Si le mot “trans” renvoie encore essentiell­ement à des sites porno, une communauté gay fleurit alors sur le net. Bradley se fait des amis en ligne, sans savoir à quoi ils ressemblen­t. In real life, sa vie est plus glauque. La nouvelle femme de son père le déteste. Un jour, elle appelle les flics à son sujet. Le jeune homme emprunte le petit van rouge du paternel et met les bouts. Sur la route, sans le sou, entre camps pour SDF et nuits passées dans le van. Souvent, il se fait réveiller par la lampe torche d’un policier qui lui crie : “Bouge pas, espèce de taré !” “Une expérience trop courante, aujourd’hui encore, pour les jeunes trans et queer”, déplore Chelsea depuis sa prison.

En 2007, il décide de s’engager sous les drapeaux. Les combats font rage en Irak, CNN diffuse en boucle ces images de guerre. Bradley veut servir son pays. Il nourrit aussi l’espoir que l’armée le virilisera. Ce sera en fait un véritable calvaire. Un environnem­ent homophobe où, dès son arrivée, le sergent se moque de son téléphone portable rose. Bradley encaisse. Il confie à son voisin de chambre qu’il aime les hommes. “Ne m’adresse plus la parole”, lui répond celui-ci. Les journées sont dures, 12 à 14 heures non stop. Il s’échappe en ligne dès qu’il trouve une connexion correcte. Mais souffre d’insomnies et de dépression face aux morts absurdes de civils, d’enfants et de soldats.

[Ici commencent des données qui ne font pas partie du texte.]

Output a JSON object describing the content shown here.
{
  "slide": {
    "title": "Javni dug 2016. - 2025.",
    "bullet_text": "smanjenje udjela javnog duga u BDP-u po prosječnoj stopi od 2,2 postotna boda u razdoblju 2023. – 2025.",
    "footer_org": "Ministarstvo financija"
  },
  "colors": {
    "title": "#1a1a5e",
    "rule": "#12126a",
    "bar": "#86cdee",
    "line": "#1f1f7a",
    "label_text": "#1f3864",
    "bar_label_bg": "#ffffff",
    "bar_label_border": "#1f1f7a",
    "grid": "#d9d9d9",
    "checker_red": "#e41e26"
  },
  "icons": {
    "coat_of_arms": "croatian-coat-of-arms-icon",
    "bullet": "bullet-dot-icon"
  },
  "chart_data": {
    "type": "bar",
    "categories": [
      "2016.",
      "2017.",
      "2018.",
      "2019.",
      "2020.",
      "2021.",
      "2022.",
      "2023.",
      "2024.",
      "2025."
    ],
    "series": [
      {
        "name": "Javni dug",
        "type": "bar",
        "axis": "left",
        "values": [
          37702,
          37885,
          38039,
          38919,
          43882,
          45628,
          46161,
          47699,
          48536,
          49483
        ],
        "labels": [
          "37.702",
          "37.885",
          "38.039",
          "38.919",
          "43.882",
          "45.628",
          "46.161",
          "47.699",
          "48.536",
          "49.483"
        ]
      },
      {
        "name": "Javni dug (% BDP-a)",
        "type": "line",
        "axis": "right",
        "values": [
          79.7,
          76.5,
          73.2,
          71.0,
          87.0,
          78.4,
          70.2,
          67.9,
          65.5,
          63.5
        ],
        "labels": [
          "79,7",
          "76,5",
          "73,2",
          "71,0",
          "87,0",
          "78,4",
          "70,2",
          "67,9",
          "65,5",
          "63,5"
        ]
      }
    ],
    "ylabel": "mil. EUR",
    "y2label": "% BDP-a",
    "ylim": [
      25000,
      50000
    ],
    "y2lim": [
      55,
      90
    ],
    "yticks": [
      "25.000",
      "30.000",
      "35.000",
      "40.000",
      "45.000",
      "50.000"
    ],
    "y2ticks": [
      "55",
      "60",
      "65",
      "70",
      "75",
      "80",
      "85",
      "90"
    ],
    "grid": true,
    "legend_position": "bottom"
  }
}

Fin d’année 2010, le soldat Manning bénéficie d’une permission et rentre chez lui. Pour la première fois de sa vie, il ose aller au bout de son rêve : s’assumer en femme en public. C’est une matinée glaciale de janvier. Bradley revêt une jupe longue, une chemise blanche, une veste grise, un manteau pourpre et des bas nylons noirs. La jeune femme flâne, entre dans des boutiques, commande un café. “Je me sentais enfin moimême.” Chelsea est née. Quelques jours plus tard, elle doit redevenir “il”, remettre son uniforme et repartir au front.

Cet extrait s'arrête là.